This creamy Potato Leek Soup recipe will become your go-to dish for cozy nights.

The first time I tried potato leek soup, I wasn’t at a restaurant, nor was it a home-cooked meal. No, it was from a can. And you know what? It was pretty tasty. I was in college then, and my idea of cooking was making macaroni and cheese on the stovetop. So stirring some canned potato leek soup in my scratched-up saucepan felt like an upgrade. Once in a while, I’ll still buy a can or two for nostalgia. But these days, I like to make this soup from scratch.
Potato leek soup boasts a creamy texture with savory and slightly sweet notes courtesy of the leeks. The creaminess comes from the Yukon Gold potatoes and heavy cream. It’s a simple, crowd-pleasing soup that even my picky third child enjoys. And trust me—that’s saying something. What I love about this soup is that it pairs with almost anything, and it’s rich, warming, and filling. If you’re aiming for comfort over calories, this potato leek soup is perfect on a cold night.

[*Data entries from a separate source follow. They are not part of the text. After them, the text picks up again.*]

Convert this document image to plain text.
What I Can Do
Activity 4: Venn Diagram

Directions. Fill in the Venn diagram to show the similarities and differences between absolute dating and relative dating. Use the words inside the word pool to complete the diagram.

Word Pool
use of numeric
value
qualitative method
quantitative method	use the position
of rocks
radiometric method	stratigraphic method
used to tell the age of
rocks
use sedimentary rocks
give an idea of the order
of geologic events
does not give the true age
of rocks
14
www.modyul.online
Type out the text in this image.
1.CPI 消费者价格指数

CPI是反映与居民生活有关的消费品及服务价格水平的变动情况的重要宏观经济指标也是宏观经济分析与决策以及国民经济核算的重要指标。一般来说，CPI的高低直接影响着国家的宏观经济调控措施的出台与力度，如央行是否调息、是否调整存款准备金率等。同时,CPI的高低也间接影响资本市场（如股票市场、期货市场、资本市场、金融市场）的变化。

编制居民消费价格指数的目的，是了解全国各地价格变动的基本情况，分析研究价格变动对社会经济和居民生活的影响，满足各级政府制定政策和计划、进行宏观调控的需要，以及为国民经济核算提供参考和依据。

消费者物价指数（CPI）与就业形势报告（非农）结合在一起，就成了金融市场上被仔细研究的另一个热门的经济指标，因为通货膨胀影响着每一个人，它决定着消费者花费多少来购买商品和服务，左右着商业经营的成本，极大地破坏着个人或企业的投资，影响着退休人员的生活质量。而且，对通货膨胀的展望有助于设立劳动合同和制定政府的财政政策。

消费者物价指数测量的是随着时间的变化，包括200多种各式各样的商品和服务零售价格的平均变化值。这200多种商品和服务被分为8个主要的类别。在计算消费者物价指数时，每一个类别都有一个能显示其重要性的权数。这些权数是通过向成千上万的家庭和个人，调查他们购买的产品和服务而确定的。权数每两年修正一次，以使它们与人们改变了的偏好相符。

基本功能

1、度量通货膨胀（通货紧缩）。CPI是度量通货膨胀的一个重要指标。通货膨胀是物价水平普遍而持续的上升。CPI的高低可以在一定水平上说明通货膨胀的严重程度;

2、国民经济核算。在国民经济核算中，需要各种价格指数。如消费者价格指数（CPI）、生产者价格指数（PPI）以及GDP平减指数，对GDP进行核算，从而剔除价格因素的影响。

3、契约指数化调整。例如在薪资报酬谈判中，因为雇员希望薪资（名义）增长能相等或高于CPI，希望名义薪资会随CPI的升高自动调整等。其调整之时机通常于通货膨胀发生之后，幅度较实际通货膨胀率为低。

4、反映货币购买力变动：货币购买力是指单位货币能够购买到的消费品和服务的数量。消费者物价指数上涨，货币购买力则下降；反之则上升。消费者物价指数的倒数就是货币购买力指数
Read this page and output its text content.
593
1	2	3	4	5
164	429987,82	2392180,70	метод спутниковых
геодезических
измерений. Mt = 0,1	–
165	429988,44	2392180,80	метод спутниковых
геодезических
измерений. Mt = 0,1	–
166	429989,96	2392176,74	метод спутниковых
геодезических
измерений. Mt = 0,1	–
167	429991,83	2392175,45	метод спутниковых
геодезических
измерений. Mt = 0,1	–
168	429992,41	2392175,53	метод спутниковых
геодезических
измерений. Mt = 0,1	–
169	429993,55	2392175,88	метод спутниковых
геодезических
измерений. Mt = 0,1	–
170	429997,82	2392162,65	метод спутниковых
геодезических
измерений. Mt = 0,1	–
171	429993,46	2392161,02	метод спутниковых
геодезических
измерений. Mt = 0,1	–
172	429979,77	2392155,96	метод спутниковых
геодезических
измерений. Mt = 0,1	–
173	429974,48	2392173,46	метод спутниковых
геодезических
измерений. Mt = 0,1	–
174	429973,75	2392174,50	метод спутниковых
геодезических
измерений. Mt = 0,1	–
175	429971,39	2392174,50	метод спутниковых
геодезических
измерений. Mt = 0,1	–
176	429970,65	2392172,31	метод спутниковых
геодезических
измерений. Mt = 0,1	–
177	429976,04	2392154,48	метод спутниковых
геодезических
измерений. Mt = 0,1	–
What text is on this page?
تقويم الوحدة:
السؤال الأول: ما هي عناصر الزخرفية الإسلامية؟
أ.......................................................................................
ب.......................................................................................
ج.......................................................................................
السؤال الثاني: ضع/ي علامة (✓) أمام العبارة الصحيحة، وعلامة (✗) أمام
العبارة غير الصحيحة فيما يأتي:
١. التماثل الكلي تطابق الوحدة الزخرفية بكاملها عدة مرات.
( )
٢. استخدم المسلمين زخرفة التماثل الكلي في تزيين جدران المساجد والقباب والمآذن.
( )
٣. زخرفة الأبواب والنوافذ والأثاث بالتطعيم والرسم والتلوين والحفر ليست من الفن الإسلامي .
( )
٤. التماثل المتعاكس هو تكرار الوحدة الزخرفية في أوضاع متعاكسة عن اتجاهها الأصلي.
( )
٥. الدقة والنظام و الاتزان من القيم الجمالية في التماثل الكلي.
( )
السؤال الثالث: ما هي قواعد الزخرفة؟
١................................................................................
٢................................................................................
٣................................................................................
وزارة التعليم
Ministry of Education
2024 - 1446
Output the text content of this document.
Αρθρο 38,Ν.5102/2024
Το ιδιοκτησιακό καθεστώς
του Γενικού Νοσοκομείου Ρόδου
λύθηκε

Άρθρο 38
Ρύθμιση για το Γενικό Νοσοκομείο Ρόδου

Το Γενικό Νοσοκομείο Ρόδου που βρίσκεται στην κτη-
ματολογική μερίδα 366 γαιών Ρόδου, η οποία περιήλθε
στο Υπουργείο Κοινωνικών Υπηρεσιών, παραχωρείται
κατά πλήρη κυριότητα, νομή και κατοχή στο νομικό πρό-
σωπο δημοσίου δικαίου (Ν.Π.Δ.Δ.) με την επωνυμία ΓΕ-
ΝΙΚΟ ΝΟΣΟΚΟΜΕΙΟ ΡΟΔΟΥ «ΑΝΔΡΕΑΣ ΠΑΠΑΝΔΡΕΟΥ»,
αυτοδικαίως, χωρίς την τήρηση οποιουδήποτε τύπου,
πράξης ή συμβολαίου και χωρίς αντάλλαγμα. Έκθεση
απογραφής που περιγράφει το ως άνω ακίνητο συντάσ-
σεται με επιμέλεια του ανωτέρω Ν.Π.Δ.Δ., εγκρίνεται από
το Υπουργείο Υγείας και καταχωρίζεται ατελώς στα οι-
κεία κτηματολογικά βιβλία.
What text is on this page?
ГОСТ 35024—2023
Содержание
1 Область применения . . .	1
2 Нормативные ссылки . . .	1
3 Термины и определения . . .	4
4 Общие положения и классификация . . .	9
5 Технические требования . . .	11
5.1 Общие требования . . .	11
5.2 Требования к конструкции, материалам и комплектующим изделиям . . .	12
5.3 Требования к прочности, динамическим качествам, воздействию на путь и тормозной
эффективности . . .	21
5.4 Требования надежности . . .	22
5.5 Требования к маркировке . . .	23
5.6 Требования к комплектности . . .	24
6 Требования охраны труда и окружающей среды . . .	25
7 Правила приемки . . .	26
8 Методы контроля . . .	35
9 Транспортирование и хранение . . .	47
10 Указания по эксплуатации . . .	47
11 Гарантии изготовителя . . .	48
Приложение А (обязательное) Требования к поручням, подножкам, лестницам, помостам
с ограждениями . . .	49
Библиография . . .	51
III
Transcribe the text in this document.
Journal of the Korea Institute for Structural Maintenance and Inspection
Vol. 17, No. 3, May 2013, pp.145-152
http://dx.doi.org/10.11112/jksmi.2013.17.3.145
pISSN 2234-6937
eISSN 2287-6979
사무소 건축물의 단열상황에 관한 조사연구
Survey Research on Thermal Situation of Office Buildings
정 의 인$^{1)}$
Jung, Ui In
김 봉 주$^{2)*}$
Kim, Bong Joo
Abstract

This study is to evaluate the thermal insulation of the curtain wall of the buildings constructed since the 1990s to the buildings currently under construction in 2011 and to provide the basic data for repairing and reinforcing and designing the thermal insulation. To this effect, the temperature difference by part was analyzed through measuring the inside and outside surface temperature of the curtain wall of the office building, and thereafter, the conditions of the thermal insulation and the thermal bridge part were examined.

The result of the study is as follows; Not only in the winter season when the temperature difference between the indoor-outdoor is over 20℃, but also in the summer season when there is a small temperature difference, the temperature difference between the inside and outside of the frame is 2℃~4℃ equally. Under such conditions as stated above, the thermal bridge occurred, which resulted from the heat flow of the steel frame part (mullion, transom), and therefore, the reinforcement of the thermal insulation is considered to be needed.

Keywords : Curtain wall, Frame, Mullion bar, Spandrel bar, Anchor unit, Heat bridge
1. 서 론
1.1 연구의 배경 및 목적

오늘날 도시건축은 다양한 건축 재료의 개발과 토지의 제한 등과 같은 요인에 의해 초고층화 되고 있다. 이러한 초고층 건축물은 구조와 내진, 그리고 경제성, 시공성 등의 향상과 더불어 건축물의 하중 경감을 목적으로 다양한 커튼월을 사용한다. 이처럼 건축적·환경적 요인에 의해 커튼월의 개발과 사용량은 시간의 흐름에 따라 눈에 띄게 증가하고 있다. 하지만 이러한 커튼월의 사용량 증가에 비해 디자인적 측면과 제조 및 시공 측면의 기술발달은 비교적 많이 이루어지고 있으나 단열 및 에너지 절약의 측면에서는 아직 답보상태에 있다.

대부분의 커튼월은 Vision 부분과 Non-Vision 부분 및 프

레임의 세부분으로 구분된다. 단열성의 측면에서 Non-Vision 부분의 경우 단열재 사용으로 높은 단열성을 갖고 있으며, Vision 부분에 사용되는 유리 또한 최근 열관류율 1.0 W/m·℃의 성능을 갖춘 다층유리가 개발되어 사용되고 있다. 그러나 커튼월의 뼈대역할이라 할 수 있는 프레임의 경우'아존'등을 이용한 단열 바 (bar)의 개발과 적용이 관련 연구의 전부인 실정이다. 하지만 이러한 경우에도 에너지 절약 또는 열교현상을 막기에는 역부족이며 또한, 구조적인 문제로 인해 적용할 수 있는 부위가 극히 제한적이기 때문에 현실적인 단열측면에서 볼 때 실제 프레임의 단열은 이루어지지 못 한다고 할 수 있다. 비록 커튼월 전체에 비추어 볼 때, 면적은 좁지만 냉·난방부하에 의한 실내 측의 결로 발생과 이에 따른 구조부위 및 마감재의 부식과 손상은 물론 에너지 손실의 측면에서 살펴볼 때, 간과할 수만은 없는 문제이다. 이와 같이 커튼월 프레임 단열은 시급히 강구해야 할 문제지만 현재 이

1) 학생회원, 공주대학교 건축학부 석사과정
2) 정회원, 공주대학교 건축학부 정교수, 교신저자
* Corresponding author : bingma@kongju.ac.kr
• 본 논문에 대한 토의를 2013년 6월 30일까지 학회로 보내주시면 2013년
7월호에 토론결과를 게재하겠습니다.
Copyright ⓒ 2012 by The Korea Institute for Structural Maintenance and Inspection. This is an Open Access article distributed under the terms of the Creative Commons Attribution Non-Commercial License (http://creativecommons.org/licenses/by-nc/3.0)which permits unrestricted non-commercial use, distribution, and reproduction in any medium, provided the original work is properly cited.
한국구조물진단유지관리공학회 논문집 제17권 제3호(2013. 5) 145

Is Potato Leek Soup Healthy?
Leeks provide small amounts of vitamins A, C, and K, while potatoes are a source of fiber, potassium, and even more vitamin C. The heavy cream does add a decent amount of saturated fat, but to lighten it up, you can swap out regular cow’s milk or plant-based milk instead. I’ve even left out the cream altogether—just throw in an extra potato or two and an extra cup and a half of veggie broth. It’s still flavorful, and those extra potatoes give it a nice faux creaminess when they’re blended.
What Exactly Is a Leek?
I used to think leeks were just overgrown scallions, and I was “sort of” right. Like scallions, leeks are part of the allium family, which also includes onions, garlic, and shallots. The mild pungency and subtle sweetness of the leeks perfectly complement the hearty potatoes. When sautéed, they develop caramelized notes and a soft texture, adding depth to the soup without overpowering it. Most importantly, leeks balance the soup’s creaminess, creating a flavor that’s both savory and delicate.

How To Make Ahead And Store
Potato leek soup can be made ahead of time and stored in the fridge for up to 3 days. While you can reheat the soup in the microwave, I recommend using the stovetop. It heats more evenly and just tastes better, in my opinion.

Serving Suggestions
I know, potato leek soup may already be carb city, but I still love to scrape the bowl with a crusty baguette or hunk of sourdough. Still, a soup like this calls for protein. My go-to is a simple Roasted Chicken with a side of Roasted Broccoli And Carrots. It’s also the perfect starter for “fancier” meals like Grilled Grouper or Smoked Pork Tenderloin. Or create a soup bar with the classics—Tomato Bisque, Italian Vegetable Soup, and Instant-Pot Broccoli Cheddar Soup!


Ingredients
- 3 large leeks
- 2 pounds Yukon Gold potatoes
- 2 1/2 tablespoons olive oil
- 4 cloves garlic minced
- 5 cups vegetable broth
- 1 teaspoon dried thyme
- 1 teaspoon kosher salt
- 1/2 teaspoon black pepper
- 3/4 cup heavy cream
Instructions
- Prep the vegetables: Clean and slice the leeks, using only the white and light green parts. Peel and dice the potatoes into small cubes.

- In a large pot, heat olive oil over medium heat. Add leeks and garlic, and sauté until leeks are slightly softened, at least 8 minutes. Add potatoes, vegetable broth, thyme, salt, and pepper. Bring to a boil, then reduce heat and simmer for 20 minutes, or until potatoes are fork-tender.

- Use an immersion blender to purée the soup until smooth. Stir in heavy cream and heat through. Adjust seasoning with salt and pepper if needed. Serve hot.

Nutrition Info:
Nutrition information are estimates only and may vary based on the specific brands, ingredients, and portion sizes you use. This data is provided for informational purposes only.